Illustration accompanying: Companies Are Making Claude and Codex Talk Like Cavemen to Stop AI’s Soaring Costs

A cost-reduction technique called 'caveman' is gaining traction among AI labs to lower inference expenses for Claude and Codex by simplifying model outputs. The project has attracted contributions from OpenAI staff, signaling industry-wide pressure to tackle the economics of large language model deployment. This reflects a critical inflection point: as LLM inference costs remain a bottleneck for profitable scaling, practitioners are exploring output-level optimizations rather than waiting for hardware breakthroughs. The approach suggests that model efficiency gains may increasingly come from pragmatic engineering rather than architectural innovation.

Modelwire context

Analyst take

The detail worth sitting with is that OpenAI contributors are involved in a project that also targets Claude, a direct competitor's model. That kind of cross-company participation on cost tooling suggests the inference economics problem is painful enough to override the usual competitive instincts.

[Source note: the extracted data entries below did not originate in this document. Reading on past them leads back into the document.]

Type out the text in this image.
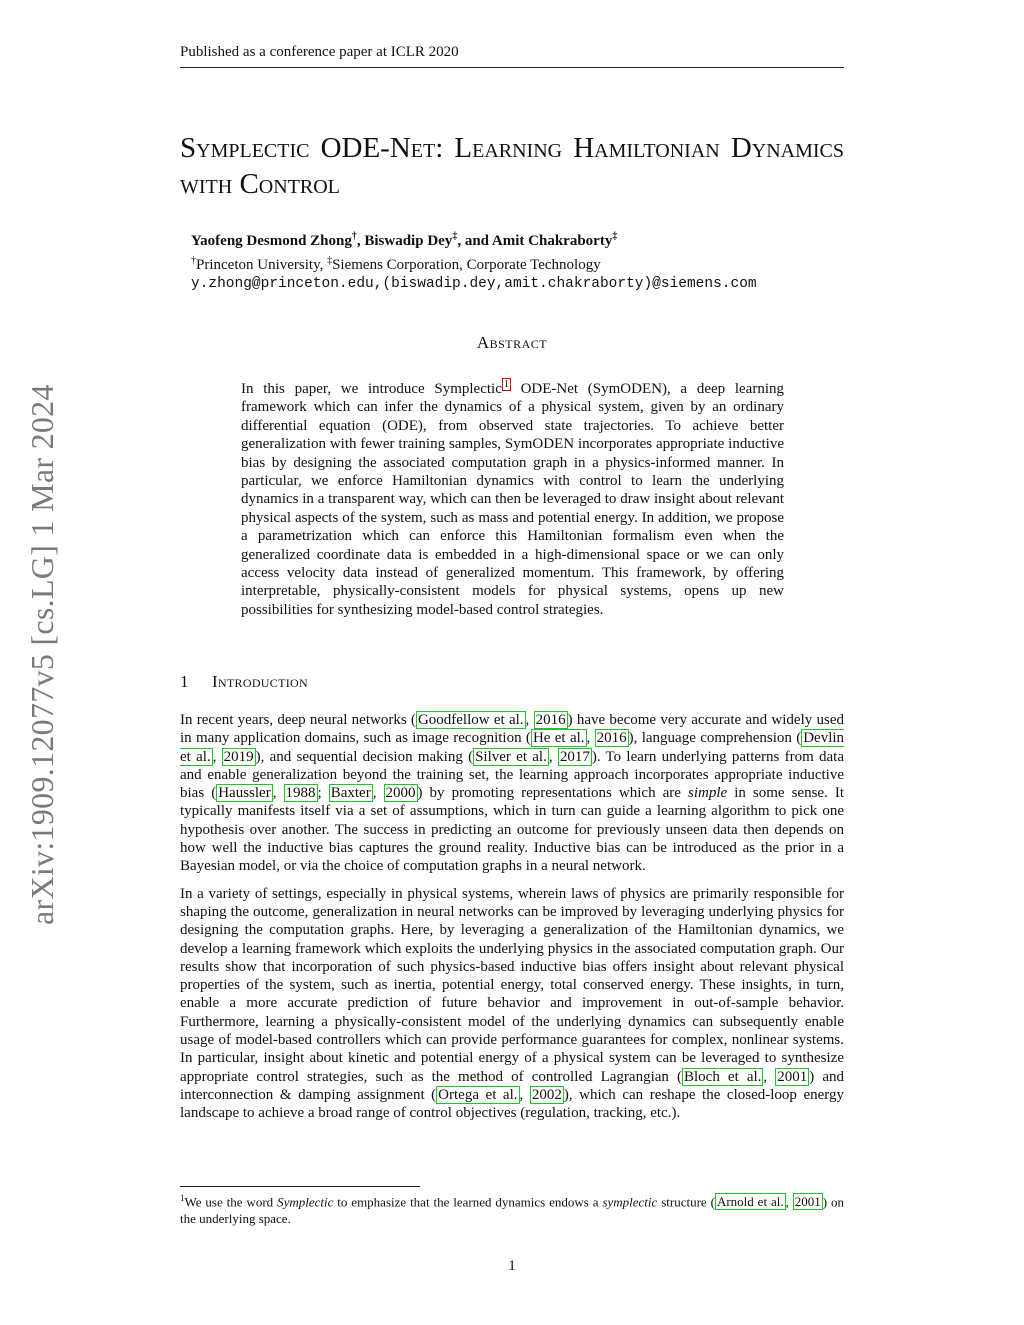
Published as a conference paper at ICLR 2020
arXiv:1909.12077v5 [cs.LG] 1 Mar 2024
Symplectic ODE-Net: Learning Hamiltonian Dynamics with Control
Yaofeng Desmond Zhong†, Biswadip Dey‡, and Amit Chakraborty‡
†Princeton University, ‡Siemens Corporation, Corporate Technology
y.zhong@princeton.edu,(biswadip.dey,amit.chakraborty)@siemens.com
Abstract
In this paper, we introduce Symplectic $^1$ ODE-Net (SymODEN), a deep learning framework which can infer the dynamics of a physical system, given by an ordinary differential equation (ODE), from observed state trajectories. To achieve better generalization with fewer training samples, SymODEN incorporates appropriate inductive bias by designing the associated computation graph in a physics-informed manner. In particular, we enforce Hamiltonian dynamics with control to learn the underlying dynamics in a transparent way, which can then be leveraged to draw insight about relevant physical aspects of the system, such as mass and potential energy. In addition, we propose a parametrization which can enforce this Hamiltonian formalism even when the generalized coordinate data is embedded in a high-dimensional space or we can only access velocity data instead of generalized momentum. This framework, by offering interpretable, physically-consistent models for physical systems, opens up new possibilities for synthesizing model-based control strategies.
1 Introduction

In recent years, deep neural networks ( Goodfellow et al. , 2016 ) have become very accurate and widely used in many application domains, such as image recognition ( He et al. , 2016 ), language comprehension ( Devlin et al. , 2019 ), and sequential decision making ( Silver et al. , 2017 ). To learn underlying patterns from data and enable generalization beyond the training set, the learning approach incorporates appropriate inductive bias ( Haussler , 1988 ; Baxter , 2000 ) by promoting representations which are simple in some sense. It typically manifests itself via a set of assumptions, which in turn can guide a learning algorithm to pick one hypothesis over another. The success in predicting an outcome for previously unseen data then depends on how well the inductive bias captures the ground reality. Inductive bias can be introduced as the prior in a Bayesian model, or via the choice of computation graphs in a neural network.

In a variety of settings, especially in physical systems, wherein laws of physics are primarily responsible for shaping the outcome, generalization in neural networks can be improved by leveraging underlying physics for designing the computation graphs. Here, by leveraging a generalization of the Hamiltonian dynamics, we develop a learning framework which exploits the underlying physics in the associated computation graph. Our results show that incorporation of such physics-based inductive bias offers insight about relevant physical properties of the system, such as inertia, potential energy, total conserved energy. These insights, in turn, enable a more accurate prediction of future behavior and improvement in out-of-sample behavior. Furthermore, learning a physically-consistent model of the underlying dynamics can subsequently enable usage of model-based controllers which can provide performance guarantees for complex, nonlinear systems. In particular, insight about kinetic and potential energy of a physical system can be leveraged to synthesize appropriate control strategies, such as the method of controlled Lagrangian ( Bloch et al. , 2001 ) and interconnection & damping assignment ( Ortega et al. , 2002 ), which can reshape the closed-loop energy landscape to achieve a broad range of control objectives (regulation, tracking, etc.).

$^1$We use the word Symplectic to emphasize that the learned dynamics endows a symplectic structure ( Arnold et al. , 2001 ) on the underlying space.
1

We have no prior coverage in our archive that connects directly to this story, so it lands without much scaffolding from our side. It belongs to a broader conversation about the gap between LLM capability and LLM profitability, a tension that has been building since the aggressive pricing cuts OpenAI and Anthropic both made in 2024 and 2025. Those cuts bought adoption but squeezed margins, and output-level simplification techniques like this one are a downstream consequence of that pressure. The fact that the solution is essentially prompt and output engineering rather than a hardware or architecture fix tells you something about the current ceiling on what labs can control unilaterally.

Watch whether Anthropic or OpenAI formally endorses or forks this tooling within the next two quarters. Official adoption would confirm that output-level cost optimization is moving from practitioner workaround to supported infrastructure, which changes how enterprise buyers evaluate total cost of ownership.

This analysis is generated by Modelwire’s editorial layer from our archive and the summary above. It is not a substitute for the original reporting. How we write it.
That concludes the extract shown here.